I have worked with many developers in my years of information security consulting and one thing is clear: Developers are not on board with security like they should be. Simply put, the expectations are not there. This is a complicated issue, but it is largely reflective of management and leadership -- not only on the side of IT and security, but on the business side, as well. Security is sometimes used as a competitive differentiator, but time-to-market is still a top priority for most projects.
Another thing that stands out in terms of developer involvement with security is that developers are often kept from using security tools to their advantage. Web vulnerability scanners, such as Netsparker, and Acunetix, as well as source code analyzers, such as Veracode and CodeSonar, are often missing from developers' toolboxes. It's a squandered opportunity because vulnerabilities could be detected and addressed much earlier in the process.
In some cases, this is because of a lack of budget or simply not knowing what to do. However, I have witnessed many situations in which IT and security teams want to be able to do that work and keep developers and QA professionals in the dark until deployment -- when it's too late to do anything about it.
Another challenge for developers is a lack of application security training. It's very rare to find a development staff that is given the time and budget to attend security conferences or take continuing education courses on the topic. This is an HR issue that must be solved at higher levels of the business.

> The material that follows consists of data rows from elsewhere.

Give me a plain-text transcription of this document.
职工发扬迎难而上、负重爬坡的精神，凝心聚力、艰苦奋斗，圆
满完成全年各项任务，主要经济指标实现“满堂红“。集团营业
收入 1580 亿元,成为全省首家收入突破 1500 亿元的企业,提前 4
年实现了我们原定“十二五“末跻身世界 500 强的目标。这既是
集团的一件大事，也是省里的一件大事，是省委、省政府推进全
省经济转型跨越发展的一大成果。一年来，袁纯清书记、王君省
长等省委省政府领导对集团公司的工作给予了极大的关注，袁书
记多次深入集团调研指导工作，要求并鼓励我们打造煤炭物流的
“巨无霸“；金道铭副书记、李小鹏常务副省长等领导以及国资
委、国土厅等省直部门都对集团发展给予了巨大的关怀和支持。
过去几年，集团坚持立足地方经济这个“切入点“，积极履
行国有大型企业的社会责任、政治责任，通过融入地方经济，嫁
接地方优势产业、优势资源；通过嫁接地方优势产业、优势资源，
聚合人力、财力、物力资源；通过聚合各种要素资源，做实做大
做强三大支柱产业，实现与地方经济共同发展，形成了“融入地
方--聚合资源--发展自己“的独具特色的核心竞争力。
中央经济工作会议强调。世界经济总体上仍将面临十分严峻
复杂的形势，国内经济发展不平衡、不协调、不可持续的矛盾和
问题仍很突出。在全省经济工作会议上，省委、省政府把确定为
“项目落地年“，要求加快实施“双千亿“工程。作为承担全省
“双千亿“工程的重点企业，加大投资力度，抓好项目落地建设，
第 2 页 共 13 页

Still, developers looking to extend their security knowledge have plenty of YouTube videos and related resources at their disposal. If this is the only approach that developers can take to learn how to bake security into their software, just a few hours a month may be all they need to get to where they need to be. If you have a big enough why then you'll always find the how.

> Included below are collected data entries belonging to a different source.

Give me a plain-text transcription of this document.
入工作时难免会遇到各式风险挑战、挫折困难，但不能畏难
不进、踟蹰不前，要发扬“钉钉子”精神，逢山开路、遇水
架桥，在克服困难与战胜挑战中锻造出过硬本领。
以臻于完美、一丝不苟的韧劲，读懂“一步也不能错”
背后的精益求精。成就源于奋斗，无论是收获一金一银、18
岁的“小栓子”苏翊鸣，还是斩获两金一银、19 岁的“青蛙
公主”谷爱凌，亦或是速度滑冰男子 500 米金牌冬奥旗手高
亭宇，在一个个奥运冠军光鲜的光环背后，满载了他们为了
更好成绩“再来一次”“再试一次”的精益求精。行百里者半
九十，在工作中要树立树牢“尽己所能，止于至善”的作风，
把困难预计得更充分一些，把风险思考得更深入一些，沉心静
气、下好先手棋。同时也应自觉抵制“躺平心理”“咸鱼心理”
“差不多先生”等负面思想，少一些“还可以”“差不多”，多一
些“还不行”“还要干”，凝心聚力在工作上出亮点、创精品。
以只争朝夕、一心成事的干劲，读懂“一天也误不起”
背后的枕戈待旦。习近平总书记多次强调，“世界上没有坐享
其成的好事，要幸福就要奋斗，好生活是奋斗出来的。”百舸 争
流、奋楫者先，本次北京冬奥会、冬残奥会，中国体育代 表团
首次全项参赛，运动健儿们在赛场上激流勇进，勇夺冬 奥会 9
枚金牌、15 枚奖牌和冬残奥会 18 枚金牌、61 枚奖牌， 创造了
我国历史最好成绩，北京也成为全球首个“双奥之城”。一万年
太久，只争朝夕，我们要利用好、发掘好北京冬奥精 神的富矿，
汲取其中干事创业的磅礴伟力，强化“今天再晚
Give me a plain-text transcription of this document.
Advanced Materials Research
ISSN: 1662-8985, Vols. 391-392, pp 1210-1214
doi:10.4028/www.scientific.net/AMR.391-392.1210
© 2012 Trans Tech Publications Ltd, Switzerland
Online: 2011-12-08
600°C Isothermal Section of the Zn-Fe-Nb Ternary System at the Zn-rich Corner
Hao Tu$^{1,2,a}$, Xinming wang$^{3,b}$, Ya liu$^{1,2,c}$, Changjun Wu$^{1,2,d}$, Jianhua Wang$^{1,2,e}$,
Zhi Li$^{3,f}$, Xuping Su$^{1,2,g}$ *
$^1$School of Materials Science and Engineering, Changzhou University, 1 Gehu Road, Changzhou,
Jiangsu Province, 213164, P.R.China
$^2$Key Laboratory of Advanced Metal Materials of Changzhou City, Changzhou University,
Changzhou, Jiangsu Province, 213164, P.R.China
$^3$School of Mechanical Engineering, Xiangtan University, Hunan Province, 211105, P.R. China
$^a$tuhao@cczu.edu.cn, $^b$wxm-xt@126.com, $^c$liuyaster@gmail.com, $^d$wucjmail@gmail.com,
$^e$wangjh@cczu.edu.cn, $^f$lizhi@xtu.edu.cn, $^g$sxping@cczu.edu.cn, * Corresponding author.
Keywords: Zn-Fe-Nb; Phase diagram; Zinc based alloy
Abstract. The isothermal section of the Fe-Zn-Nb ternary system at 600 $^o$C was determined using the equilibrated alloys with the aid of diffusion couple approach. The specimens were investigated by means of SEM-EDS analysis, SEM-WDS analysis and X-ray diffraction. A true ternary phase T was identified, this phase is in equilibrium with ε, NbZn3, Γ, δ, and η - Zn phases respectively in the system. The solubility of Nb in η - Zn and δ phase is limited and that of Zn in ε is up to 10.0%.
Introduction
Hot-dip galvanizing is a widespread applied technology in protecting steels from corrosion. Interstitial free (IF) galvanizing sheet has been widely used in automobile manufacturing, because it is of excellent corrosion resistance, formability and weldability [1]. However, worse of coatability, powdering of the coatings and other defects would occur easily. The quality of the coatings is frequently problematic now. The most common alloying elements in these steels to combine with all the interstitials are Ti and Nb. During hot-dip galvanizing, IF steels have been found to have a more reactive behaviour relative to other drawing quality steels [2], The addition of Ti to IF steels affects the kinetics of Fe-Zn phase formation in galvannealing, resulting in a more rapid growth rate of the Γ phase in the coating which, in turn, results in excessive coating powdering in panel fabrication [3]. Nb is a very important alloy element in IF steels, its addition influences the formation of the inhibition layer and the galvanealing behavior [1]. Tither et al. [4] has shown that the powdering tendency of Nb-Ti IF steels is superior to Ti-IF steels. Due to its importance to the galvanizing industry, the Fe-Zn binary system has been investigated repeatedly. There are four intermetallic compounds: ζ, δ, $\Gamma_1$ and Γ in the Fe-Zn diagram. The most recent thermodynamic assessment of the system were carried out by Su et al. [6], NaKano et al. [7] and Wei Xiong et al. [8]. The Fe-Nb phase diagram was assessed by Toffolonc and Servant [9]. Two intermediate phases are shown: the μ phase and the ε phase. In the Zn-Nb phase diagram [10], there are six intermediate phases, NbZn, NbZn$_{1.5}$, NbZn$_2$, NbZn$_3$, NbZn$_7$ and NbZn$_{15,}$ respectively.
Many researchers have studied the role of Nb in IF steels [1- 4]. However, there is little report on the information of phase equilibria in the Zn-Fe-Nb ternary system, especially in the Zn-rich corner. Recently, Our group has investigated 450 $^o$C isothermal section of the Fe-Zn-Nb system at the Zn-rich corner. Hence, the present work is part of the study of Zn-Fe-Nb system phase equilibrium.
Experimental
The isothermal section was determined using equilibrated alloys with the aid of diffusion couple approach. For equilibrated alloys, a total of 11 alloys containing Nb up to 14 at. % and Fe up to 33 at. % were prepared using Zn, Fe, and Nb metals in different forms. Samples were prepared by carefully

There's no doubt that software developers play a critical role in the overall security of enterprise applications. Just don't get caught up in the, "We address security in the SDLC [software development lifecycle]" stance if that's not happening. You walk the application security talk by getting developers involved with security in intentional ways that add tangible value that's measured and improved over time.
This certainly applies to some businesses more than others. For instance, a manufacturing company will likely not have developer involvement to the extent that a cloud application service provider would.
You'll need to adapt this approach to your unique business situation, while also considering both culture and politics. Figure out how to best implement and manage a developer-focused application security strategy to elevate your security program to a much higher level.